At a conference on Mormonism and American politics at Columbia University in New York on February 3rd and 4th, Campbell said that Mormons will likely promote Romney in an unofficial manner through networks among families and fellow believers.
In presenting findings from new surveys conducted among American Mormons, Campbell said that they show a “moderate and pragmatic” tendency in Mormonism that separates it from much of the religious right. Campbell presented findings from the newly completed “Peculiar People Survey,” which polled 500 Mormons in the U.S. on a wide range of social and religious issues. He finds that Mormons are distinctive in their approach to immigration and other controversial moral issues; while they are more Republican than other religious groups, they show more pro-immigrant attitudes than any other believers aside from Jews. The Mormons were more likely than Catholics and evangelicals to allow for exceptions in the cases of dangers to the health of the mother and rape.
Campbell said that one of the more unexpected findings is that there is significantly less politics preached from Mormon pulpits than in other religious groups. The survey found that Mormons do discuss politics, but such discussions take place outside of their churches. Mormons can also be mobilized relatively rapidly, especially when leaders endorse a social cause and when all the general authorities of the church present a united front on an issue. This was the case with the strong Mormon activism generated against Proposition 8, a measure seeking to overturn the ban on gay marriages in California in 2008.
Joanna Brooks of San Diego State University noted that Mormons only represent two percent of the population in California but they provided 50 to 70 percent of the funding to fight for the anti-Proposition 8 cause. She said that Mormons saw the measure as an “assault on Mormon temple marriages,” and fought back through direct church involvement, including letters from church officials being read from pulpits and engaging in activism through “horizontal kinship networks” and connections to LDS ecclesial structures. But Brooks said it was unlikely that the church would be willing or able to mobilize its members against similar measures in various states of the country, such as Minnesota.
In another presentation at the conference, Phillip Barlow of Utah State University cast skepticism on the media claims of a direct relationship between Mitt Romney’s Mormon beliefs and his presidential campaign. He said there is not so much theology but a good deal of Mormon history that marks Romney’s life and career, such as the sense of struggle he and his family experienced as they uprooted themselves from a Mormon settlement in Mexico.

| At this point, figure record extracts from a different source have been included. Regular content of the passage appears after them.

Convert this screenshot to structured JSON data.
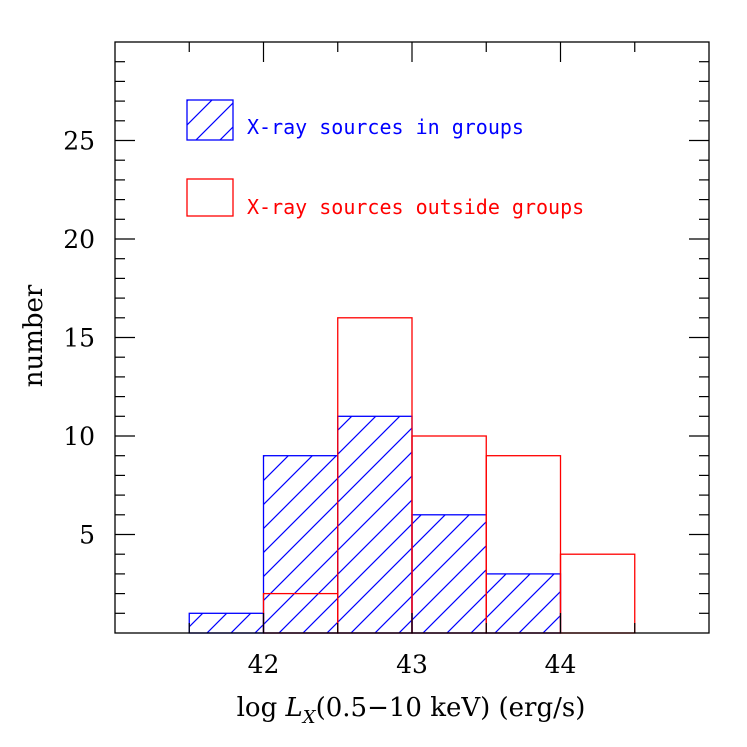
{
  "chart_data": {
    "type": "histogram",
    "xlabel": {
      "prefix": "log ",
      "var": "L",
      "sub": "X",
      "suffix": "(0.5−10 keV)    (erg/s)"
    },
    "ylabel": "number",
    "xlim": [
      41,
      45
    ],
    "ylim": [
      0,
      30
    ],
    "x_ticks": [
      42,
      43,
      44
    ],
    "y_ticks": [
      5,
      10,
      15,
      20,
      25
    ],
    "x_minor_ticks": [
      41.5,
      42.5,
      43.5,
      44.5
    ],
    "y_minor_ticks": [
      1,
      2,
      3,
      4,
      6,
      7,
      8,
      9,
      11,
      12,
      13,
      14,
      16,
      17,
      18,
      19,
      21,
      22,
      23,
      24,
      26,
      27,
      28,
      29
    ],
    "bin_edges": [
      41.5,
      42.0,
      42.5,
      43.0,
      43.5,
      44.0,
      44.5
    ],
    "grid": false,
    "legend_position": "top-left",
    "series": [
      {
        "name": "X-ray sources in groups",
        "style": "hatched",
        "color": "#0000ff",
        "values": [
          1,
          9,
          11,
          6,
          3,
          0
        ]
      },
      {
        "name": "X-ray sources outside groups",
        "style": "outline",
        "color": "#ff0000",
        "values": [
          0,
          2,
          16,
          10,
          9,
          4
        ]
      }
    ]
  }
}
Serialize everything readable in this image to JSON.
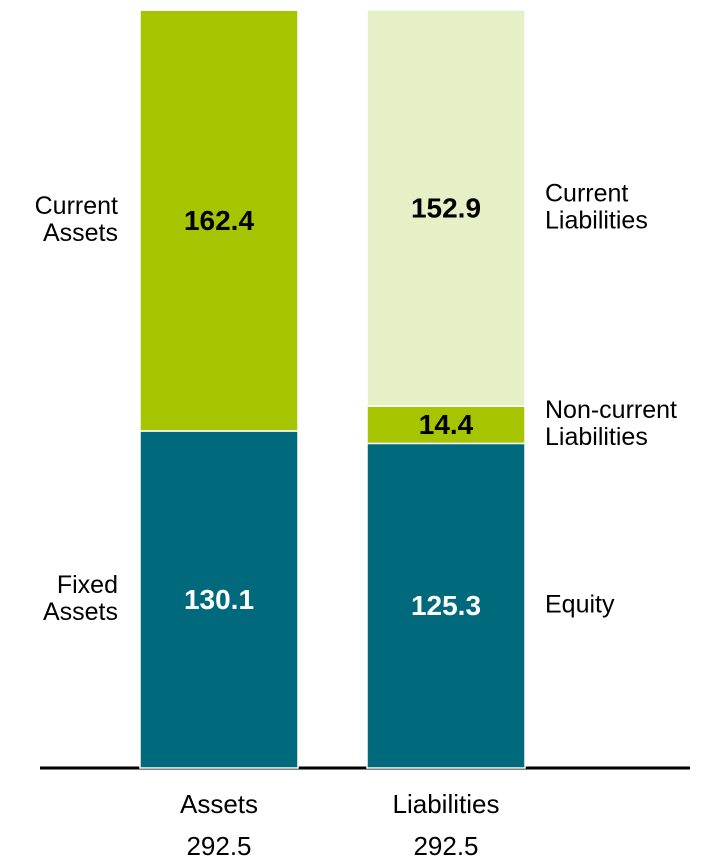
{
  "chart_data": {
    "type": "stacked_bar",
    "categories": [
      "Assets",
      "Liabilities"
    ],
    "category_totals": [
      292.5,
      292.5
    ],
    "series": [
      {
        "name": "Fixed Assets",
        "color": "#006a7c",
        "values": [
          130.1,
          null
        ]
      },
      {
        "name": "Current Assets",
        "color": "#a6c400",
        "values": [
          162.4,
          null
        ]
      },
      {
        "name": "Equity",
        "color": "#006a7c",
        "values": [
          null,
          125.3
        ]
      },
      {
        "name": "Non-current Liabilities",
        "color": "#a6c400",
        "values": [
          null,
          14.4
        ]
      },
      {
        "name": "Current Liabilities",
        "color": "#e6f0c6",
        "values": [
          null,
          152.9
        ]
      }
    ]
  }
}
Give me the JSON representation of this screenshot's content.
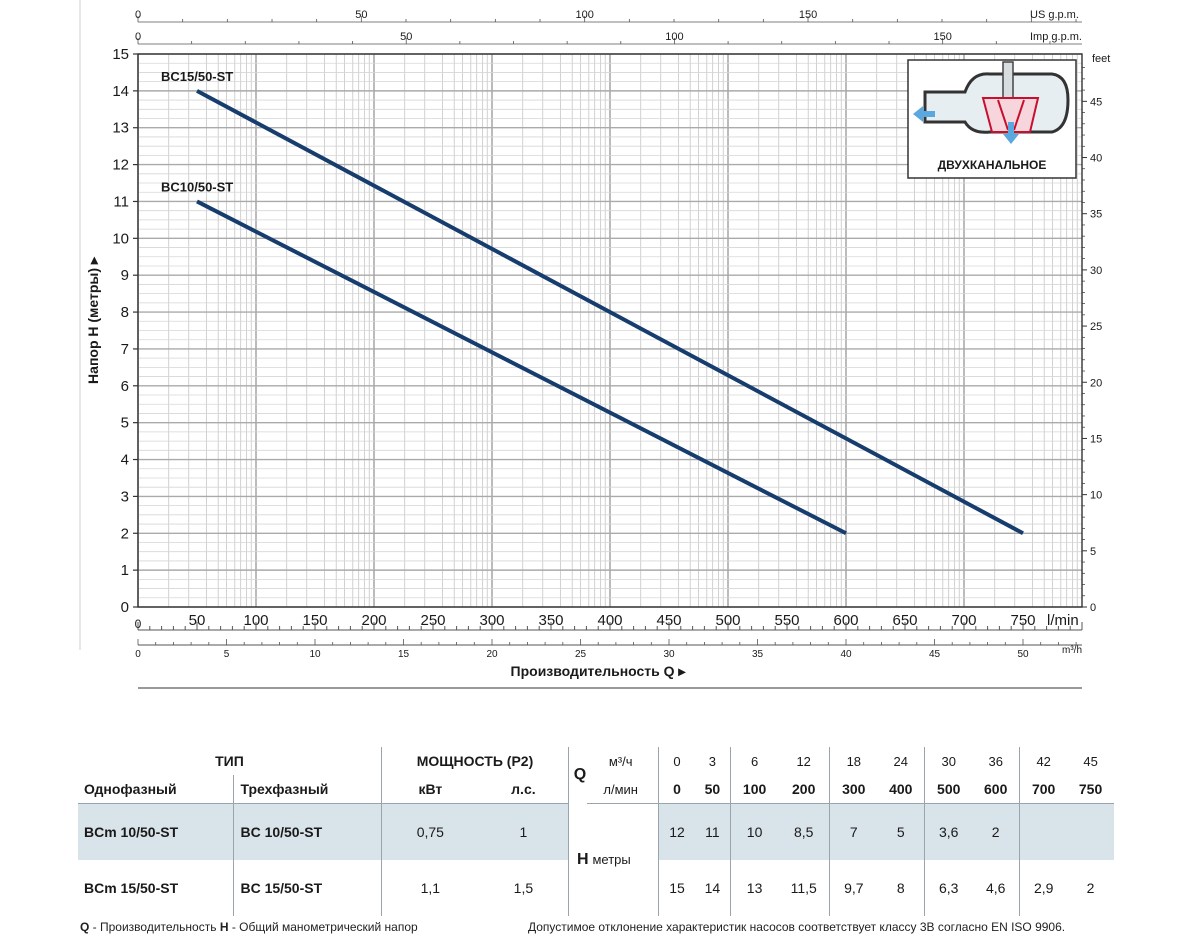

Even on questions of American exceptionalism and the U.S. Constitution, which Mormons believe is an inspired document, there is not a notable difference between Romney and the other Republican candidates or even President Barack Obama, he added. Barlow, who was a counselor to Romney when he was a bishop in the Boston area, recalled that the future candidate, acted in a “pastoral and pragmatic way…with good will and honesty.”
Several speakers at the conference acknowledged that Romney’s Mormon identity and worldview is less on display in the current campaign compared to 2008 when he first ran as a Republican candidate. Historian Jan Shipps, a specialist on Mormonism, said that Romney has stopped using evangelical language to describe his faith, since that “didn’t work; now he just doesn’t bring [his Mormonism] up.” But she predicted that the resistance evangelical Protestants had previously shown toward Romney will be far less in the 2012 election. Even in the conservative Protestant U.S. South, voters “will hold their noses and vote for him as a funny kind of Christian rather than vote for Obama.”